The CR7 makes voltage measurements by
integrating the input signal for a fixed time and
then holding the integrated value for the analog
to digital (A/D) conversion. The A/D conversion
is made with a 16 bit successive approximation
technique which resolves the signal voltage to
approximately one part in 30,000 of either the +
or - side of the full scale range (e.g., 1/30,000 x
5V = 166µV).

Integrating the signal removes noise that could
create an error if the signal were
instantaneously sampled and held for the A/D
conversion. The slow integration time provides
a more noise-free reading than the fast
integration time. One of the most common
sources of noise is 60 Hz from AC power lines.
The slow integration time of 16.67 milliseconds
is equal to one 60 Hz cycle so that during the
integration time the AC noise would integrate to
0.

There are several situations where the fast
integration time of 250 microseconds is
preferred. The fast integration time minimizes
time skew between measurements and
increases the throughput rate. The current drain
on the CR7 batteries is lower when fast
integration time is used because the I/O CPU is
switched on for shorter time periods. The fast
integration time should ALWAYS be used with
the AC half bridge (Instruction 5) when
measuring AC resistance or the output of an
LVDT. An AC resistive sensor will polarize if a
DC voltage is applied, causing erroneous
readings and sensor decay. The induced
voltage in an LVDT decays with time as current
in the primary coil shifts from the inductor to the
series resistance, a long integration time would
result in most of the integration taking place
after the signal had disappeared.

FIGURE 13.1-1. Timing of Single Ended

Measurement

Before making a series of measurements
prescribed by an Input Instruction, the CR7
makes a calibration measurement. The
calibration is accomplished by measuring two
known voltages which are sent through the
same amplifier circuit that will be used for the
measurements. The calibration for a single
ended measurement consists of measuring a
voltage which is 4/5ths of full scale and then
making a measurement with the input
grounded. A differential measurement is made
once with the inputs as connected and a second
time with the inputs reversed (Section 13.2):
calibration for differential measurements uses
voltages at ±4/5ths of full scale.

An offset error of up to 1 least significant bit can
occur in a slow, single ended measurement as
a result of dielectric absorption in the integrating
capacitor. This error is a function of the
previous measurement. If the CR7 is
programmed to make a single ended
measurement on the 5 volt range with the inputs
shorted, an error of -166 µV can be observed.

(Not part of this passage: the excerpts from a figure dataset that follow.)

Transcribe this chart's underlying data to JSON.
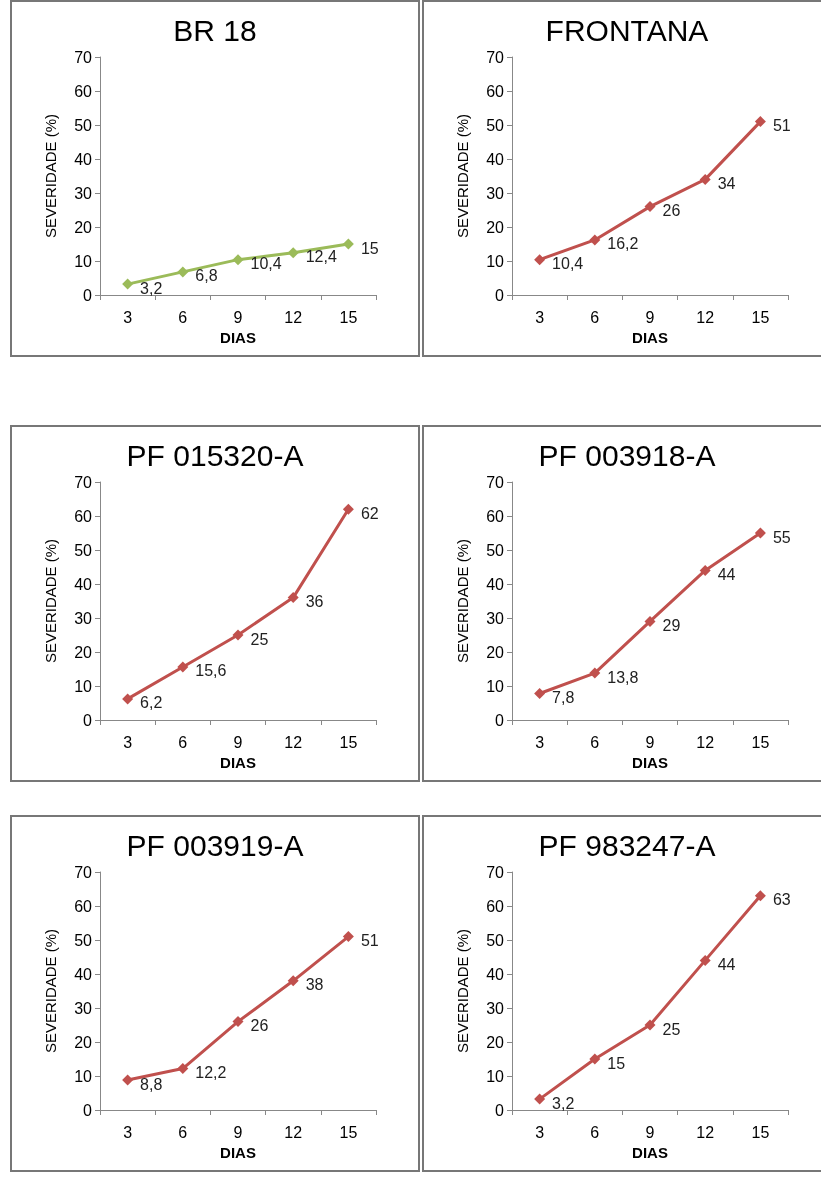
{
  "chart_data": [
    {
      "type": "line",
      "title": "BR 18",
      "xlabel": "DIAS",
      "ylabel": "SEVERIDADE (%)",
      "categories": [
        "3",
        "6",
        "9",
        "12",
        "15"
      ],
      "series": [
        {
          "color": "#9bbb59",
          "values": [
            3.2,
            6.8,
            10.4,
            12.4,
            15
          ],
          "value_labels": [
            "3,2",
            "6,8",
            "10,4",
            "12,4",
            "15"
          ]
        }
      ],
      "ylim": [
        0,
        70
      ],
      "yticks": [
        0,
        10,
        20,
        30,
        40,
        50,
        60,
        70
      ],
      "grid": false,
      "marker": "diamond",
      "line_style": "solid"
    },
    {
      "type": "line",
      "title": "FRONTANA",
      "xlabel": "DIAS",
      "ylabel": "SEVERIDADE (%)",
      "categories": [
        "3",
        "6",
        "9",
        "12",
        "15"
      ],
      "series": [
        {
          "color": "#c0504d",
          "values": [
            10.4,
            16.2,
            26,
            34,
            51
          ],
          "value_labels": [
            "10,4",
            "16,2",
            "26",
            "34",
            "51"
          ]
        }
      ],
      "ylim": [
        0,
        70
      ],
      "yticks": [
        0,
        10,
        20,
        30,
        40,
        50,
        60,
        70
      ],
      "grid": false,
      "marker": "diamond",
      "line_style": "solid"
    },
    {
      "type": "line",
      "title": "PF 015320-A",
      "xlabel": "DIAS",
      "ylabel": "SEVERIDADE (%)",
      "categories": [
        "3",
        "6",
        "9",
        "12",
        "15"
      ],
      "series": [
        {
          "color": "#c0504d",
          "values": [
            6.2,
            15.6,
            25,
            36,
            62
          ],
          "value_labels": [
            "6,2",
            "15,6",
            "25",
            "36",
            "62"
          ]
        }
      ],
      "ylim": [
        0,
        70
      ],
      "yticks": [
        0,
        10,
        20,
        30,
        40,
        50,
        60,
        70
      ],
      "grid": false,
      "marker": "diamond",
      "line_style": "solid"
    },
    {
      "type": "line",
      "title": "PF 003918-A",
      "xlabel": "DIAS",
      "ylabel": "SEVERIDADE (%)",
      "categories": [
        "3",
        "6",
        "9",
        "12",
        "15"
      ],
      "series": [
        {
          "color": "#c0504d",
          "values": [
            7.8,
            13.8,
            29,
            44,
            55
          ],
          "value_labels": [
            "7,8",
            "13,8",
            "29",
            "44",
            "55"
          ]
        }
      ],
      "ylim": [
        0,
        70
      ],
      "yticks": [
        0,
        10,
        20,
        30,
        40,
        50,
        60,
        70
      ],
      "grid": false,
      "marker": "diamond",
      "line_style": "solid"
    },
    {
      "type": "line",
      "title": "PF 003919-A",
      "xlabel": "DIAS",
      "ylabel": "SEVERIDADE (%)",
      "categories": [
        "3",
        "6",
        "9",
        "12",
        "15"
      ],
      "series": [
        {
          "color": "#c0504d",
          "values": [
            8.8,
            12.2,
            26,
            38,
            51
          ],
          "value_labels": [
            "8,8",
            "12,2",
            "26",
            "38",
            "51"
          ]
        }
      ],
      "ylim": [
        0,
        70
      ],
      "yticks": [
        0,
        10,
        20,
        30,
        40,
        50,
        60,
        70
      ],
      "grid": false,
      "marker": "diamond",
      "line_style": "solid"
    },
    {
      "type": "line",
      "title": "PF 983247-A",
      "xlabel": "DIAS",
      "ylabel": "SEVERIDADE (%)",
      "categories": [
        "3",
        "6",
        "9",
        "12",
        "15"
      ],
      "series": [
        {
          "color": "#c0504d",
          "values": [
            3.2,
            15,
            25,
            44,
            63
          ],
          "value_labels": [
            "3,2",
            "15",
            "25",
            "44",
            "63"
          ]
        }
      ],
      "ylim": [
        0,
        70
      ],
      "yticks": [
        0,
        10,
        20,
        30,
        40,
        50,
        60,
        70
      ],
      "grid": false,
      "marker": "diamond",
      "line_style": "solid"
    }
  ]
}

13.2 SINGLE ENDED AND DIFFERENTIAL

VOLTAGE MEASUREMENTS

NOTE: The channel numbering on the
Analog Input cards refers to differential
channels. Either the high or low side of a
differential channel can be used for single
ended measurements so each side must be
counted when numbering single ended
channels, e.g., the high and low sides of
differential channel 14 are single ended
channels 27 and 28, respectively.

The timing and sequence of a single ended
measurement is shown in Figure 13.1-1. A
single ended measurement is made on a single
input which is referenced to ground. A single
integration is performed for each measurement.
A differential measurement measures the
difference in voltage between two inputs. The
measurement sequence on a differential
measurement involves two integrations: first
with the high input referenced to the low, then
with the inputs reversed. (Figure 13.2-1). The
CR7 computes the differential voltage by
averaging the magnitude of the results from the
two integrations and using the polarity from the
first.